When we look at US market statistics, we find that companies return more capital to shareholders through share buybacks than by way of dividends. This was not always the case. Share buybacks were relatively rare until the beginning of the 1980s and their volume was only about one-tenth that of dividends. In the 1990s, however, there came a turning point. At the end of the 1990s, buybacks for the first time exceeded dividends, and at the end of the 2018 they were almost 50% greater than dividends.
The total sum of dividends and buybacks for the past 12 months in the US was USD 1,090 billion. Of this amount, buybacks accounted for USD 646 billion and dividends for USD 444 billion. The dividend yield of the index was 1.81%, but if buybacks will be included as well, then the total yield rises to 4.69%. This much money is currently flowing from companies to their shareholders. By the way, this sum is larger than what was the market capitalization of the entire market 40 years ago.
Under certain conditions, share buybacks are beneficial for the economy as a whole, too. If a company does not have sufficiently attractive investment opportunities and buying back shares appears to be the best use of its capital, then the flows of cash do not end there. The money comes into the hands of shareholders who can put it back into the economy by spending it on consumption or by investing it into more attractive investment opportunities. Eventually, that money finds its way to where it will be used more efficiently than if it had remained held by the original owner. Share buybacks also provide much greater flexibility than, for example, dividends, and they allow management to respond more quickly to the dynamic development in business and markets.

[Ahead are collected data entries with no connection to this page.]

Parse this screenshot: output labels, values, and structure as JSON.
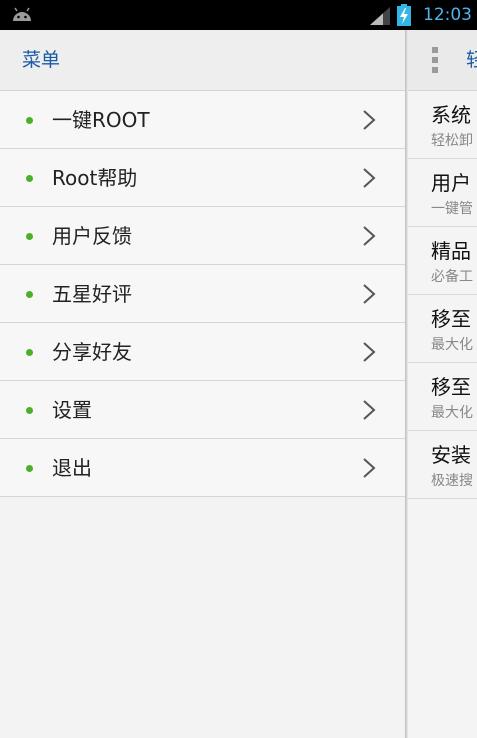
{
  "status_bar": {
    "time": "12:03",
    "time_color": "#4fb4ea"
  },
  "drawer": {
    "title": "菜单",
    "items": [
      {
        "label": "一键ROOT"
      },
      {
        "label": "Root帮助"
      },
      {
        "label": "用户反馈"
      },
      {
        "label": "五星好评"
      },
      {
        "label": "分享好友"
      },
      {
        "label": "设置"
      },
      {
        "label": "退出"
      }
    ],
    "accent": "#1a5aa6",
    "dot_color": "#4caf2a"
  },
  "main": {
    "title": "轻",
    "items": [
      {
        "title": "系统",
        "subtitle": "轻松卸"
      },
      {
        "title": "用户",
        "subtitle": "一键管"
      },
      {
        "title": "精品",
        "subtitle": "必备工"
      },
      {
        "title": "移至",
        "subtitle": "最大化"
      },
      {
        "title": "移至",
        "subtitle": "最大化"
      },
      {
        "title": "安装",
        "subtitle": "极速搜"
      }
    ]
  }
}
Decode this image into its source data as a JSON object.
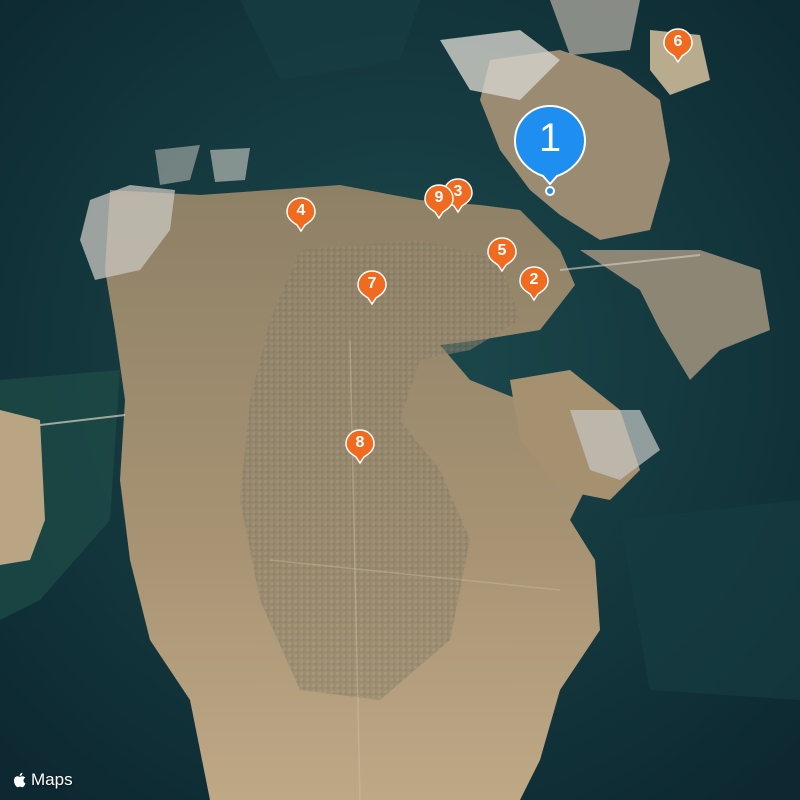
{
  "map": {
    "type": "satellite",
    "attribution": "Maps",
    "colors": {
      "sea": "#143a40",
      "land": "#a89474",
      "marker_orange": "#f06a1f",
      "marker_blue": "#1e8ff0"
    }
  },
  "markers": [
    {
      "label": "1",
      "color": "blue",
      "selected": true
    },
    {
      "label": "2",
      "color": "orange"
    },
    {
      "label": "3",
      "color": "orange"
    },
    {
      "label": "4",
      "color": "orange"
    },
    {
      "label": "5",
      "color": "orange"
    },
    {
      "label": "6",
      "color": "orange"
    },
    {
      "label": "7",
      "color": "orange"
    },
    {
      "label": "8",
      "color": "orange"
    },
    {
      "label": "9",
      "color": "orange"
    }
  ]
}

Share buybacks need to be accounted for, and they play a big role in analysing a company. Approximately three quarters of Vltava Fund portfolio consists of shares in companies where share buybacks play – and will continue to play – an important role in creating value. In all cases, these are companies that are in the stable phase of their life cycles. Investors frequently consider this stage to be boring and unattractive. In fact, however, an accompanying phenomenon of such companies is their rather smaller need for capital investments into growth – and therefore high free cash flow. If this free cash flow can be returned to shareholders through share buybacks for attractive prices, then the growth in the company’s per-share value not only can be surprisingly large, it may also be accompanied by an absence of the high risk that is typical for rapidly growing companies.
The influence of a share buyback on company value can be expressed by the equation shown in Figure 1. Figure 2 shows a hypothetical example that uses the same formula but puts in actual numbers.
Figure 1:
% growth in value per share=(1-(% of shares bought back × (share price)/(share value) ))/(1-% of shares bought back)
The example in Figure 2 assumes that the directors and management of this hypothetical company decide to buy back 15% of the company’s shares outstanding. The actual value of the company is USD 120 per share, but the company is able to buy back its shares in the market for USD $80. As a result of the company’s buying back its shares at a price lower than their fundamental value, the value of the remaining shares increases by approximately 6%.
Figure 2:
% growth in value per share=((1-(15 %*80/120)))/((1-15 %)) = 5,88 %
We always say that the only logical way to invest is such that the price we pay is lower than the value we get in return. The same holds true for share buybacks. Invest with care!